A unified framework for hybrid control: model and optimal control theory

• Published in: IEEE transactions on automatic control Vol. 43; no. 1; pp. 31 - 45
• Main Authors: Branicky, M.S., Borkar, V.S., Mitter, S.K.
• Format: Journal Article
• Language: English
• Published: New York, NY IEEE 01.01.1998; Institute of Electrical and Electronics Engineers
• Subjects: Aerospace control; Applied sciences; Automata; Automata. Logic controller; Automatic control; Computer science; control theory; systems; Control systems; Control theory. Systems; Decision making; Differential equations; Electric variables control; Exact sciences and technology; Intelligent control; Optimal control; State-space methods; Value function; Automaton; Differential equation; Optimal control; Control system; State space method; Dynamic programming; Hierarchical system; Hysteresis; Hybrid system
• ISSN: 0018-9286
• DOI: 10.1109/9.654885

We propose a very general framework that systematizes the notion of a hybrid system, combining differential equations and automata, governed by a hybrid controller that issues continuous-variable commands and makes logical decisions.
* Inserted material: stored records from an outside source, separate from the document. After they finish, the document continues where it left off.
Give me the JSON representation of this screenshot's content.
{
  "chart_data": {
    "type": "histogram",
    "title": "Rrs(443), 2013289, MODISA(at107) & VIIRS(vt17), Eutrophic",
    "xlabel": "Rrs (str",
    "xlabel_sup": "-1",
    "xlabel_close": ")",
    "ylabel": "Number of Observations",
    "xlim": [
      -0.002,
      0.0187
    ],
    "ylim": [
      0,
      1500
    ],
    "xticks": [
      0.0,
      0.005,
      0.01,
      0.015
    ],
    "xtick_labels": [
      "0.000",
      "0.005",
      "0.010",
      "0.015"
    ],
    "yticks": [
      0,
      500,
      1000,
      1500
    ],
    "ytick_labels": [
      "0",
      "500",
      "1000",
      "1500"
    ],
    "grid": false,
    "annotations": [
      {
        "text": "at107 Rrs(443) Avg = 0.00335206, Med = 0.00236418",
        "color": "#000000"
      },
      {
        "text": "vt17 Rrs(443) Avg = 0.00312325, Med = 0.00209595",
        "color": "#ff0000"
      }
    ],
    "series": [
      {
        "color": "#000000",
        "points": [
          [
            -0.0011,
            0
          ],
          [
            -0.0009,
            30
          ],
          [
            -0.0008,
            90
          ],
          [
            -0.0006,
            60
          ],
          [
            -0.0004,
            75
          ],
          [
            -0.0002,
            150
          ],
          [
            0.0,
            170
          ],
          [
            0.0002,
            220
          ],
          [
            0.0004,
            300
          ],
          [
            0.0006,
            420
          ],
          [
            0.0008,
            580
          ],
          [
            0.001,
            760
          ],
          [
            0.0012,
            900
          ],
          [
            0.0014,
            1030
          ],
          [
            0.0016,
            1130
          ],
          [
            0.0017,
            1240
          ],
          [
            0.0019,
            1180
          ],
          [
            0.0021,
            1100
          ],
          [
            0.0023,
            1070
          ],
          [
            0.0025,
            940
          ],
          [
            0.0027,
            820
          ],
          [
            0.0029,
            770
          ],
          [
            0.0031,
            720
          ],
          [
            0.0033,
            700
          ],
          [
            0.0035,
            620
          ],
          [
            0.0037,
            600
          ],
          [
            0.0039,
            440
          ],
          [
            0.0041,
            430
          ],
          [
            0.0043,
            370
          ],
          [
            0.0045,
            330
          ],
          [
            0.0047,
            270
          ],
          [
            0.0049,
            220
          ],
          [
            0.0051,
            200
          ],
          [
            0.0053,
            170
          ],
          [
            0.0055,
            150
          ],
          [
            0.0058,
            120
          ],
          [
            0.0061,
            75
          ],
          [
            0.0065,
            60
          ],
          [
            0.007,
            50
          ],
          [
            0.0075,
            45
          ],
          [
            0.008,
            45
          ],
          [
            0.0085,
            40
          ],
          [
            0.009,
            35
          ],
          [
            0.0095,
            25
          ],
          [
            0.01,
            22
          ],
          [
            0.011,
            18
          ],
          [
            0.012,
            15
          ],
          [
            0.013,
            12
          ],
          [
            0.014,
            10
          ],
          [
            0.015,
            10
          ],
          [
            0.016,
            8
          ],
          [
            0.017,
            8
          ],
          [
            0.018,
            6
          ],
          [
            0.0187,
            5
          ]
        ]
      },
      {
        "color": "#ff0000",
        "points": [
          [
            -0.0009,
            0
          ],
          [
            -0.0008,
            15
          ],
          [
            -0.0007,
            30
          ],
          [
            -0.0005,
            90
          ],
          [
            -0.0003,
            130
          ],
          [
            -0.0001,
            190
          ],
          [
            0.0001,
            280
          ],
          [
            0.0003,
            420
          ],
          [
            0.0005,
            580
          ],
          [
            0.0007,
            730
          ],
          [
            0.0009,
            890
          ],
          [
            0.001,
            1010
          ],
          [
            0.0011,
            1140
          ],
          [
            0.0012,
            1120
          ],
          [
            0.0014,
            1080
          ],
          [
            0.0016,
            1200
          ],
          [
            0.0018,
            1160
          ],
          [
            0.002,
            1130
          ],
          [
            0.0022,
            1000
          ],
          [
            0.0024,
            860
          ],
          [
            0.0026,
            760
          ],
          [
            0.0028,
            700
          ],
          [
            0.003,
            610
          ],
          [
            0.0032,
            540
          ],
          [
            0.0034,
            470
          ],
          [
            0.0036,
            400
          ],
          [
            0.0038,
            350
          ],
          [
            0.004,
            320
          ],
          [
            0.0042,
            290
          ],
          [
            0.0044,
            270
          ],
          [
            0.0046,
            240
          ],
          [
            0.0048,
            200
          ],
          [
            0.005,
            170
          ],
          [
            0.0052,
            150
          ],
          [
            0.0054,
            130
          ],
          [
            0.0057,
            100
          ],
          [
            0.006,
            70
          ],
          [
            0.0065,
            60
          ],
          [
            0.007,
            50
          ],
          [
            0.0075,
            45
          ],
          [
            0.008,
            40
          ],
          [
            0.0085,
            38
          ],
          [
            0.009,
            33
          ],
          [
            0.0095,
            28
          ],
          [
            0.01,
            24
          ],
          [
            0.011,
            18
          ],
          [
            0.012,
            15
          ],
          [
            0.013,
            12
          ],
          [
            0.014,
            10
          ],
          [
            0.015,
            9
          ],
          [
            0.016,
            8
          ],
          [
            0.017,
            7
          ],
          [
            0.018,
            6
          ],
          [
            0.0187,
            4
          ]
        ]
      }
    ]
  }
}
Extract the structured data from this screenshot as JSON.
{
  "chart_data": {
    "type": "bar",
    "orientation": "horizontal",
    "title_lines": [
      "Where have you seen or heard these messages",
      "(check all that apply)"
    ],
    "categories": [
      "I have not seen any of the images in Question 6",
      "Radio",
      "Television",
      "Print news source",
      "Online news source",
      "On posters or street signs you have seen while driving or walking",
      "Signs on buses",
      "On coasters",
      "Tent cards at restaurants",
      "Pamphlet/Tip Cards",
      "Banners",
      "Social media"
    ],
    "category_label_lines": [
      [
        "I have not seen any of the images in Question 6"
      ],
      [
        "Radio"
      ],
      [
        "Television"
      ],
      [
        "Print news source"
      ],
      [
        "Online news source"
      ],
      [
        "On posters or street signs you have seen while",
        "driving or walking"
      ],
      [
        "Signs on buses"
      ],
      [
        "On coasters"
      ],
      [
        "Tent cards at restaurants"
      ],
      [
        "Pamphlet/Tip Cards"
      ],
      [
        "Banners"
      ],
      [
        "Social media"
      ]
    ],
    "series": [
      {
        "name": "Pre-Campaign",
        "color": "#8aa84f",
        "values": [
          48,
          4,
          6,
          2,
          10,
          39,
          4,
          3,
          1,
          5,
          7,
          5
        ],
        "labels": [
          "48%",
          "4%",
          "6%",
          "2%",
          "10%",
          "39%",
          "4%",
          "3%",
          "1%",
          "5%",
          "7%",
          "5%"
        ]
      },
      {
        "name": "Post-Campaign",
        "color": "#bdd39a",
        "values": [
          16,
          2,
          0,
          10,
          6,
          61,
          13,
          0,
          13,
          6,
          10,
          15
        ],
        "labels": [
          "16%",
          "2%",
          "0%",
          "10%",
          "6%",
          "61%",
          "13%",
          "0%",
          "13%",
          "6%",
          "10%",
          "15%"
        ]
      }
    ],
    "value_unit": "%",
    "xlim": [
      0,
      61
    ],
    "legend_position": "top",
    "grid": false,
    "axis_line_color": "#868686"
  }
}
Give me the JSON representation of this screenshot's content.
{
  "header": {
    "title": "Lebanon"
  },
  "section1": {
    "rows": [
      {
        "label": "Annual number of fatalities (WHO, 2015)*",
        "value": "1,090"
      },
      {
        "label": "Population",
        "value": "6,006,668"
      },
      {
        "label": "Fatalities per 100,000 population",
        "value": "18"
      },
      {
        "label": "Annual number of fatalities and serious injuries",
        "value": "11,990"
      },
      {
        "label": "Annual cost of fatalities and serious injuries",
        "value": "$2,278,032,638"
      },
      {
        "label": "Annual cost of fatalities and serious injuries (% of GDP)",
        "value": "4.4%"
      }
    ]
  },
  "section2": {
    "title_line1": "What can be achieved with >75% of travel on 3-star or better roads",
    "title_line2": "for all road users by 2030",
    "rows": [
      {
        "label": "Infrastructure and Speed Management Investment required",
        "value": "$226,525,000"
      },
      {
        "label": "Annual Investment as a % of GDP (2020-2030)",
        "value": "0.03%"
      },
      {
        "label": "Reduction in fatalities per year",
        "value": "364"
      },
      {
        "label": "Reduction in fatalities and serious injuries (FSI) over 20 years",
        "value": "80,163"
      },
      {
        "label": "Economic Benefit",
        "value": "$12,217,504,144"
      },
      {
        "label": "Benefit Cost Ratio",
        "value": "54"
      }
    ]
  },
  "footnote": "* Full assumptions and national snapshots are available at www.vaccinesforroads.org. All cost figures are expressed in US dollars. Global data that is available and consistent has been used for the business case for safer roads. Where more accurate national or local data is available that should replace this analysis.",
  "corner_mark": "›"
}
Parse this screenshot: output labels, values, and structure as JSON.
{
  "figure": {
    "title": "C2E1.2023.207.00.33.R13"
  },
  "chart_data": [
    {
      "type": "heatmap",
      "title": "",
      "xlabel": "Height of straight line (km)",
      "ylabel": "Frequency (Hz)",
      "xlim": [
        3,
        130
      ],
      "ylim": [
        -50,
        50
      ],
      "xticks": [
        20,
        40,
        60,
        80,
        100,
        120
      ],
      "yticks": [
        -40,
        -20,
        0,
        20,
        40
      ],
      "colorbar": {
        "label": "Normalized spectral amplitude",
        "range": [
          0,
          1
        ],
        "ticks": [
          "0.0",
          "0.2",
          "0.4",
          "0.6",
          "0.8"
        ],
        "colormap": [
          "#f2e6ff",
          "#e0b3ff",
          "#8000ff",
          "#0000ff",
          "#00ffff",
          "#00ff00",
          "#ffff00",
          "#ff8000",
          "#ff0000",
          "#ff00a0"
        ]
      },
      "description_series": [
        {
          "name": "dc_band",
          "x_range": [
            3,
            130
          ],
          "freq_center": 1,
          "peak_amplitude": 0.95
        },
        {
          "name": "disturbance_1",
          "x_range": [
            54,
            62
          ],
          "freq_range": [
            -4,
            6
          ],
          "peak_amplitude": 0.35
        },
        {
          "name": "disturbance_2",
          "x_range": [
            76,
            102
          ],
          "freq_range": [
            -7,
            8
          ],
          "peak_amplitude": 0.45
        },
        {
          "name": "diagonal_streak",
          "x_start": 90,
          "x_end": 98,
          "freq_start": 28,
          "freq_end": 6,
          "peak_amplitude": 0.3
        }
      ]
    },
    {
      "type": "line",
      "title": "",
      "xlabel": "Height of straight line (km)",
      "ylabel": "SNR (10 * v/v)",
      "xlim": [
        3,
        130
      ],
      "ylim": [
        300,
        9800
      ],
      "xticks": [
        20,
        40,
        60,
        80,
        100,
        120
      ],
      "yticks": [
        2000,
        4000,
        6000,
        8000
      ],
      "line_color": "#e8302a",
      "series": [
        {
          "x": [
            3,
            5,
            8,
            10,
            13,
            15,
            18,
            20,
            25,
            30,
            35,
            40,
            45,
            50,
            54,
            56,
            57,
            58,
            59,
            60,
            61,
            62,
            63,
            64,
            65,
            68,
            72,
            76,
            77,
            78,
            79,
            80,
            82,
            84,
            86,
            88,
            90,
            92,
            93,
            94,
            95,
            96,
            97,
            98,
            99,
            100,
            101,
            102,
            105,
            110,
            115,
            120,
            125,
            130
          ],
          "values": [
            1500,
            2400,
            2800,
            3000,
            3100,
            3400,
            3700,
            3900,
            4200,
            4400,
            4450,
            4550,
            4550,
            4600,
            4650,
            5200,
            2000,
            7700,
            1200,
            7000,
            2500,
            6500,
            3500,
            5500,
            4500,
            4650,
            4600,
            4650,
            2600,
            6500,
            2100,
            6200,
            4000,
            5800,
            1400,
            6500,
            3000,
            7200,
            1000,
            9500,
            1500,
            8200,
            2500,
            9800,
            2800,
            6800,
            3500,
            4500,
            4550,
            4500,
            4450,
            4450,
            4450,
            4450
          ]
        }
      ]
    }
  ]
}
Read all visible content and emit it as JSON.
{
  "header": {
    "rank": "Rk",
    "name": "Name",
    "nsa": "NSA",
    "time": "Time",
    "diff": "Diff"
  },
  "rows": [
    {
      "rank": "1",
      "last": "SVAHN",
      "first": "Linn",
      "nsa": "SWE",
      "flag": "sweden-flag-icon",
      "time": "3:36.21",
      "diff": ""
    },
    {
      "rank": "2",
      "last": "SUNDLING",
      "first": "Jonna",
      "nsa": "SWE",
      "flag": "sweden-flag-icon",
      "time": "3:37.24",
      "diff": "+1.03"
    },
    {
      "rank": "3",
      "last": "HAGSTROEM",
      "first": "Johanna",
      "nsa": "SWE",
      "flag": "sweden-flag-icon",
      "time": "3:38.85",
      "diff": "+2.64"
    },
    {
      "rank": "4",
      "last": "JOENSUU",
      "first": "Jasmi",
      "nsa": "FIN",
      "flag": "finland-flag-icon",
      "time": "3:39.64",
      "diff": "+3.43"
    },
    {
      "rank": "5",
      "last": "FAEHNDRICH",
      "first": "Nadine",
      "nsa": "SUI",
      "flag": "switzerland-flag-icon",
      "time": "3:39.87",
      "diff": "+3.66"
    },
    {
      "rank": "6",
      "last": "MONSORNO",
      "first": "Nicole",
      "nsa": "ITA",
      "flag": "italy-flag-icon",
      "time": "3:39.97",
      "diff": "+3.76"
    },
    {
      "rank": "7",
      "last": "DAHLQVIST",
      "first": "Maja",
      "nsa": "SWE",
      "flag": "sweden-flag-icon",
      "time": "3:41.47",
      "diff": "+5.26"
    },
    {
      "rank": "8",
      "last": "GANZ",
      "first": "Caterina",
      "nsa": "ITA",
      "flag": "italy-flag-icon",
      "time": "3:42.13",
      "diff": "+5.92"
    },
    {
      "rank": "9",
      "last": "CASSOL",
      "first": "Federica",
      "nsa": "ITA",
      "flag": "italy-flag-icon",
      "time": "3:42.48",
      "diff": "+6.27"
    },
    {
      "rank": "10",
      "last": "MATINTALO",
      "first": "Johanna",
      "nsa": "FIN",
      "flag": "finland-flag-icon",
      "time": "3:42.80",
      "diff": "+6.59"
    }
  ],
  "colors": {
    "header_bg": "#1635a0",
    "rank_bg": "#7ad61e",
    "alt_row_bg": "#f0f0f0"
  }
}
We first identify the phenomena that arise in real-world hybrid systems. Then, we introduce a mathematical model of hybrid systems as interacting collections of dynamical systems, evolving on continuous-variable state spaces and subject to continuous controls and discrete transitions. The model captures the identified phenomena, subsumes previous models, yet retains enough structure to pose and solve meaningful control problems. We develop a theory for synthesizing hybrid controllers for hybrid plants in all optimal control framework. In particular, we demonstrate the existence of optimal (relaxed) and near-optimal (precise) controls and derive "generalized quasi-variational inequalities" that the associated value function satisfies. We summarize algorithms for solving these inequalities based on a generalized Bellman equation, impulse control, and linear programming.